A 87 et 90 ans, ils vivent entourés de souvenirs de voyage en particulier à la découverte de l'Europe avec l'Association Caenaise pour la Connaissance de l'Allemagne (ACCA) qu'ils ont créé en 1962, par un premier jumelage avec Würzburg en Basse Franconie. L'idée du jumelage était alors innovante : « Les réunions internationales n'aboutissaient jamais à la paix. Le rapprochement devait se faire par la population, avec les jeunes qui n'avaient pas combattu. C'était assez de guerres, il fallait essayer de se comprendre, de se connaître », explique Georges Denizot. L'été 1946, Anne-Marie, guide de France participe à la Croisade de la paix à Vézelay avec 40 000 chrétiens de toute l'Europe. A la fin des années 40, Georges adhère au MRP. Mariés en 1952, toute leur vie ils ont organisé des voyages, colloques, Saint Nicolas, concerts, repas, jumelages, ils ont fait se rencontrer toutes les catégories sociales. Après la chute du mur de Berlin, l'enjeu n'est plus franco-allemand mais européen. Présidente de l'ACCA jusqu'en 1999, Anne-Marie a été vice -présidente de la Fédération des associations franco- allemandes.
En 1998, elle reçoit le Prix De gaulle-Adenauer pour son action en faveur du rapprochement francoallemand mais aussi le titre de Chevalier de la Légion d'Honneur et le Mérite national de la Pologne.

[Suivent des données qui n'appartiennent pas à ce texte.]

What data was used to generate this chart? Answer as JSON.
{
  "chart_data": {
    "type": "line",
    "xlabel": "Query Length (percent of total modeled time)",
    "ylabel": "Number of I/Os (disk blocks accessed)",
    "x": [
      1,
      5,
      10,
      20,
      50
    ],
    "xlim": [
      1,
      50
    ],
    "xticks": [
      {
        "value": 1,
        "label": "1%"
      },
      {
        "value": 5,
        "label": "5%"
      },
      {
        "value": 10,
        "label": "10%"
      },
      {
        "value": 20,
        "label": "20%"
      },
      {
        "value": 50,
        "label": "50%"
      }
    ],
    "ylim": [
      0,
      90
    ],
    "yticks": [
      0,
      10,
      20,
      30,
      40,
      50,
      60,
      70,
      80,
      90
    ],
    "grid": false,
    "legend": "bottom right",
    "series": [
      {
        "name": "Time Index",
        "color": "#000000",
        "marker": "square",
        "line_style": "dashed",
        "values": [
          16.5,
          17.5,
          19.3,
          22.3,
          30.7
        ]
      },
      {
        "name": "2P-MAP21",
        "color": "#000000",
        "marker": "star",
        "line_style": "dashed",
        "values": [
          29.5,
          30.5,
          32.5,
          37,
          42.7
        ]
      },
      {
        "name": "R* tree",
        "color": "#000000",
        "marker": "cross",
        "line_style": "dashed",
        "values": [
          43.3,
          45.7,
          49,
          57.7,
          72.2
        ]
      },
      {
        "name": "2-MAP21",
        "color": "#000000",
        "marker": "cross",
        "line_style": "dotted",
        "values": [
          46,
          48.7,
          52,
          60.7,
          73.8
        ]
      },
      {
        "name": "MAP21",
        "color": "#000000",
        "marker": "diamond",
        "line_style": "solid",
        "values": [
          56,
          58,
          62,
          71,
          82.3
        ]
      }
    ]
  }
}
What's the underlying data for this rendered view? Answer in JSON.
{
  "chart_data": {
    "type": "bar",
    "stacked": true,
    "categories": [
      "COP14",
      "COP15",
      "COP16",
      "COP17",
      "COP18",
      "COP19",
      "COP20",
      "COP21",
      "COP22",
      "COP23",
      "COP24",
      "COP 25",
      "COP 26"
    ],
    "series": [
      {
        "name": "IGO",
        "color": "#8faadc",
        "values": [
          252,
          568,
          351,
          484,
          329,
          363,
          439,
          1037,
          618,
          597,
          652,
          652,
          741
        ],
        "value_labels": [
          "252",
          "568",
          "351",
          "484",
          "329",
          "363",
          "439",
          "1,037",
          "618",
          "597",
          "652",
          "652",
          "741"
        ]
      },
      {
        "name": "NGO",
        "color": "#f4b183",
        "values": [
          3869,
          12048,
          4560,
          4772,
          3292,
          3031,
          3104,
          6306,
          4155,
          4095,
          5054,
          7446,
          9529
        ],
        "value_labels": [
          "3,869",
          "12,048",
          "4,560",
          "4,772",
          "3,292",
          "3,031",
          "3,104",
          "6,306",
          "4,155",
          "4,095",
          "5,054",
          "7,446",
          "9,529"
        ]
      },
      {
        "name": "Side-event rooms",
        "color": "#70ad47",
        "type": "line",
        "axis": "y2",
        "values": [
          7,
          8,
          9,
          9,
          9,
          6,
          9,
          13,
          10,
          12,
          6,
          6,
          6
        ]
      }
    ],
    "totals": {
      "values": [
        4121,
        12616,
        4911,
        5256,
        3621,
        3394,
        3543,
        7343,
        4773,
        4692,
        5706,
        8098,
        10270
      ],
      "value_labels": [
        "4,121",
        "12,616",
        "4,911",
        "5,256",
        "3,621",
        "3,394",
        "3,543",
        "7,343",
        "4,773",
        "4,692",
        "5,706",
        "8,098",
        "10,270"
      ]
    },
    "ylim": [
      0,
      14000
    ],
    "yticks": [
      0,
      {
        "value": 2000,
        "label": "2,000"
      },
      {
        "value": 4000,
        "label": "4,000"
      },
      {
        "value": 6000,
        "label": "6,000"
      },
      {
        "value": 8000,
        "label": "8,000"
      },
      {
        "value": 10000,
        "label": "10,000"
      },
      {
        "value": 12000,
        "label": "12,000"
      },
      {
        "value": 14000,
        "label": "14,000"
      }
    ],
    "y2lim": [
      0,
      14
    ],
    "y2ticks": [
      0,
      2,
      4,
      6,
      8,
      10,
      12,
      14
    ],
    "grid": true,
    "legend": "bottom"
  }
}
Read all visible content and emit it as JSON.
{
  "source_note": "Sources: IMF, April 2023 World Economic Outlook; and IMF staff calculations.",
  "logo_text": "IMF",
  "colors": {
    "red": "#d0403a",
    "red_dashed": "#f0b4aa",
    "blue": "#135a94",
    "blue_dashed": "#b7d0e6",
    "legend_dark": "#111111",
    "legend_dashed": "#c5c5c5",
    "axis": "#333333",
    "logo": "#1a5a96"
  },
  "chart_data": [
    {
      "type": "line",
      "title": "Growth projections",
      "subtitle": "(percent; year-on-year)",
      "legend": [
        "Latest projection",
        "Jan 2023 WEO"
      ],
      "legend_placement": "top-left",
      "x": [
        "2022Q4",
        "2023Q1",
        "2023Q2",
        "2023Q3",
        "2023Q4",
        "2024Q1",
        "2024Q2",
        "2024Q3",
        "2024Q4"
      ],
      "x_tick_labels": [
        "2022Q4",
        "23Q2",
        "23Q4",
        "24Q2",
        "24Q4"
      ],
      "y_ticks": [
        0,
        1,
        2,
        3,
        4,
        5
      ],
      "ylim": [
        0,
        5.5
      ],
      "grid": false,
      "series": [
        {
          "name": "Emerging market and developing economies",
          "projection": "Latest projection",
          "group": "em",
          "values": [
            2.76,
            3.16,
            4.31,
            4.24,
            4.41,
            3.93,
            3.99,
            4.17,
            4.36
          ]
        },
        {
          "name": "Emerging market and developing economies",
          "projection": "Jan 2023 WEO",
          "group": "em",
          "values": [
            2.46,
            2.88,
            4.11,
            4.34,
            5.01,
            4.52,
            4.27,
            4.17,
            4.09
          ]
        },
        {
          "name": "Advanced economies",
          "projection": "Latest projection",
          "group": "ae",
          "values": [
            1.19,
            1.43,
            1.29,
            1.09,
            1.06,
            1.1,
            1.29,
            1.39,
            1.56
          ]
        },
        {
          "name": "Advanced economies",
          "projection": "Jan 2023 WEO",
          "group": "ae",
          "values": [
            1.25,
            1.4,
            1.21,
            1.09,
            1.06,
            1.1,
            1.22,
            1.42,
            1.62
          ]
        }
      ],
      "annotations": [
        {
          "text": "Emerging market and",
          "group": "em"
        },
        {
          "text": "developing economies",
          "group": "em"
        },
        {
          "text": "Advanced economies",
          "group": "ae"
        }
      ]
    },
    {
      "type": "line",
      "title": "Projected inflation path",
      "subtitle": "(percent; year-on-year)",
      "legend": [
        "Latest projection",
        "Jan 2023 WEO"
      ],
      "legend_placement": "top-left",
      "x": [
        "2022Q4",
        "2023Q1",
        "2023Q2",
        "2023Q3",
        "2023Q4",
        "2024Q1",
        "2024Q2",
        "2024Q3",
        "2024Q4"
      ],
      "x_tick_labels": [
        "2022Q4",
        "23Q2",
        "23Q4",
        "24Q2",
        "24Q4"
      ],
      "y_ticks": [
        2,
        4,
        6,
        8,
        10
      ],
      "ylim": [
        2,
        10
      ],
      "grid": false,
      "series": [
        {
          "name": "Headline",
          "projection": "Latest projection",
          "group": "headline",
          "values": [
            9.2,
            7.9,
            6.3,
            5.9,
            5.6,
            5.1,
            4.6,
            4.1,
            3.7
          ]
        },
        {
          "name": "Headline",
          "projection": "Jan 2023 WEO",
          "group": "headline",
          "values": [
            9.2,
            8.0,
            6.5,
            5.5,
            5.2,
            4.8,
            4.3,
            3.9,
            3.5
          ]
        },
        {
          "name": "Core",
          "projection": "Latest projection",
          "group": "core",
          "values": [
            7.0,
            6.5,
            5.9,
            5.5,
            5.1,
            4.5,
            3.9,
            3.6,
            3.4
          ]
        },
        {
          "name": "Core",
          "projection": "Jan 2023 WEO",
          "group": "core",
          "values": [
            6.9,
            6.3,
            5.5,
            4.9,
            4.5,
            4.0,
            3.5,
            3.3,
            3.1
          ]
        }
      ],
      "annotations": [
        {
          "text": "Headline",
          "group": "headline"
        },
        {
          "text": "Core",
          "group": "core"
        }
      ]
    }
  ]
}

Leur grande satisfaction : « Nos partenaires sont désormais plus jeunes que nous et n'ont pas connu la guerre. Aujourd'hui les Français et les Allemands sont comme frères et soeurs ».
En cette année du centenaire du début de la grande guerre, et du 70 ème anniversaire du débarquement en Normandie, où les souvenirs ressurgissent dans bon nombre de familles, ce témoignage de nos fidèles amis nous réjouit. Qu'ils en soient félicités et remerciés.